U.S. calls on European allies to bolster troops for NATO mission in Afghanistan

The United States called on its European allies Monday to provide more troops to join other NATO nations fighting Taliban forces in southern Afghanistan.

U.S. Undersecretary of State Nicholas Burns appealed for restrictions on how and where the soldiers can fight insurgents to be lifted.

"There is a greater need for troops from Europe, for a greater degree of flexibility in how those troops are allowed to operate," Burns told reporters ahead of two days of talks with European Union and NATO officials.
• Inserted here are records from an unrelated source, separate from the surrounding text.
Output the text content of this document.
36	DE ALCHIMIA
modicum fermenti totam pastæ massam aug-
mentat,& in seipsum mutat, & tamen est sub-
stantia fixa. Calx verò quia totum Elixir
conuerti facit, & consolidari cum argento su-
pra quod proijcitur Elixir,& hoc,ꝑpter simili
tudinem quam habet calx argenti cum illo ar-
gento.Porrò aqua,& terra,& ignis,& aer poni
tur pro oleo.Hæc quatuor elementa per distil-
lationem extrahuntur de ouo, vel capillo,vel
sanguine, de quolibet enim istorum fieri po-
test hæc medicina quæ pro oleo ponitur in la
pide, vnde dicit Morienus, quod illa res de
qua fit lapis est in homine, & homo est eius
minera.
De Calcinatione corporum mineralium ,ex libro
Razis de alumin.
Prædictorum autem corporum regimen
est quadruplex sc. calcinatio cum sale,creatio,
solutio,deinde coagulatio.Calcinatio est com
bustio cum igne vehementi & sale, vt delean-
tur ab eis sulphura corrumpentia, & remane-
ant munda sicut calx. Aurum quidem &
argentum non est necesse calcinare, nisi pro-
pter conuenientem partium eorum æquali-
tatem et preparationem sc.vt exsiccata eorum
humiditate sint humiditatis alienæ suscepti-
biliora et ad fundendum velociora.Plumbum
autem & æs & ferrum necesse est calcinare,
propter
Politicians in the United States, Canada, Britain and other nations with troops in the south have been annoyed by the reluctance of some European allies to commit extra soldiers to the 35,500-strong NATO force, in particular to be deployed to the Taliban's heartland.
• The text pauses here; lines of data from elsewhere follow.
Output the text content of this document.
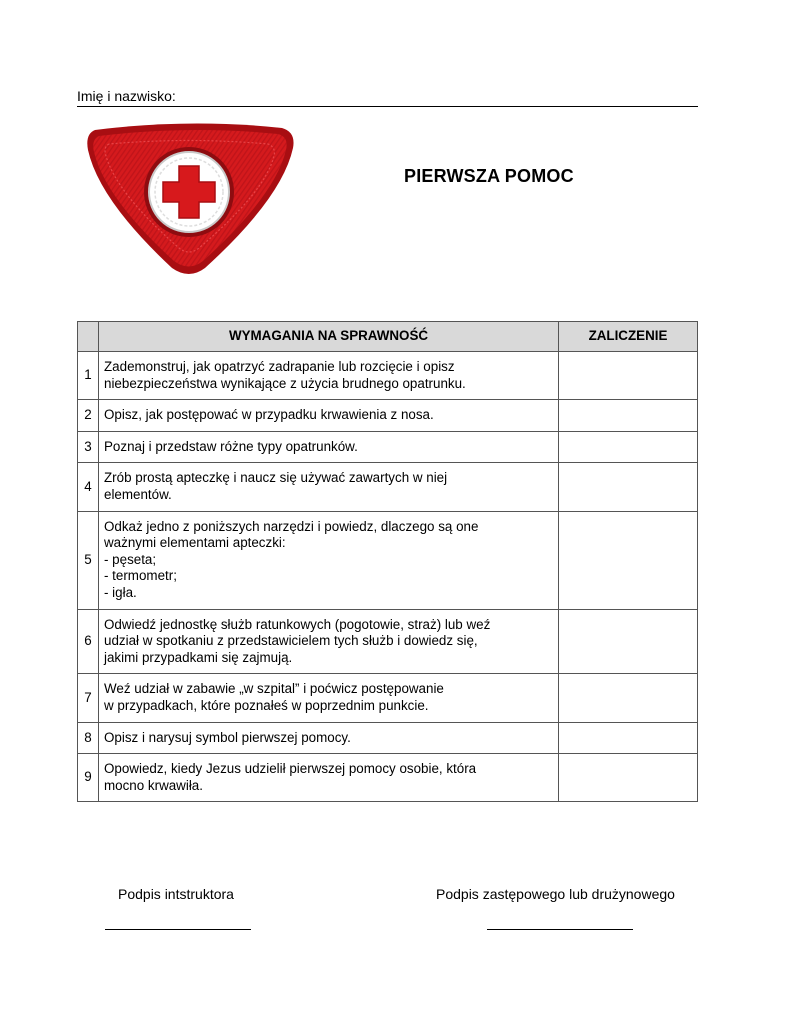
Imię i nazwisko:
PIERWSZA POMOC
	WYMAGANIA NA SPRAWNOŚĆ	ZALICZENIE
1	Zademonstruj, jak opatrzyć zadrapanie lub rozcięcie i opisz
niebezpieczeństwa wynikające z użycia brudnego opatrunku.	

2	Opisz, jak postępować w przypadku krwawienia z nosa.	

3	Poznaj i przedstaw różne typy opatrunków.	

4	Zrób prostą apteczkę i naucz się używać zawartych w niej
elementów.	

5	Odkaż jedno z poniższych narzędzi i powiedz, dlaczego są one
ważnymi elementami apteczki:
- pęseta;
- termometr;
- igła.	

6	Odwiedź jednostkę służb ratunkowych (pogotowie, straż) lub weź
udział w spotkaniu z przedstawicielem tych służb i dowiedz się,
jakimi przypadkami się zajmują.	

7	Weź udział w zabawie „w szpital” i poćwicz postępowanie
w przypadkach, które poznałeś w poprzednim punkcie.	

8	Opisz i narysuj symbol pierwszej pomocy.	

9	Opowiedz, kiedy Jezus udzielił pierwszej pomocy osobie, która
mocno krwawiła.	

Podpis intstruktora	Podpis zastępowego lub drużynowego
"Caveats that limit the tactical deployment of European troops inside the country in our view should be lifted. All states should lift them," Burns said.

He said the United States had a total of around 27,000 troops in Afghanistan at present, and has offered US$11.6 billion (EURO8.74 billion) in new aid for the country.
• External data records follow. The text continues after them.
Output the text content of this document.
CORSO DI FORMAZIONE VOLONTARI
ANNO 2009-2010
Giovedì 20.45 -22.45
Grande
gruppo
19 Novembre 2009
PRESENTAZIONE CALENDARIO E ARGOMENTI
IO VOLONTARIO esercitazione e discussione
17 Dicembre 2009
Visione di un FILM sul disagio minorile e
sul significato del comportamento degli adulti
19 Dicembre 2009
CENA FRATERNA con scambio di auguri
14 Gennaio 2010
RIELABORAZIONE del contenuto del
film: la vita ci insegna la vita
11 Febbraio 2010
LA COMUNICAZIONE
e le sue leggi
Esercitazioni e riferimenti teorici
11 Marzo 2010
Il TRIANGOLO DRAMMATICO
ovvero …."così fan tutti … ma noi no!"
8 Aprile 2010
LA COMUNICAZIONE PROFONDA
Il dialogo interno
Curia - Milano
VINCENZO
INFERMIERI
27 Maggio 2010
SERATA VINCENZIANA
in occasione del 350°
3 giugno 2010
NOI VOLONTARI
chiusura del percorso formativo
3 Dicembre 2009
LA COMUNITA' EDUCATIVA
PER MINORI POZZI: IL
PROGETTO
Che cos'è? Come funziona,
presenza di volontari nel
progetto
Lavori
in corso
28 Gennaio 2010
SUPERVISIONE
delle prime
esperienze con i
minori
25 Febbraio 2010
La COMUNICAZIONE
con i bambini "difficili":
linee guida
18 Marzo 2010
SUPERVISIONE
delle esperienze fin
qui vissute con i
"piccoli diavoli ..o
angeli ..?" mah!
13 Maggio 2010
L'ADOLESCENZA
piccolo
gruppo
The 27-nation European Union in February proposed a EURO600 million (US$780 million) package for Afghanistan, to focus on health, justice and rural development over the next four years, and EU nations agreed to set up a police training mission that could be deployed as early as May.

However, Spain, Italy, Germany and France, members of both the EU and NATO, have refused to budge under pressure to send more troops or to move existing forces in Afghanistan to help NATO's spring offensive against the Taliban, reports AP.

Burns said both military might and a strong reconstruction aid plan were key to helping Afghanistan.

"In addition to military operations you really build peace through long-term economic humanitarian work, counter-narcotics work," he said. "So we need to do both and we can do better."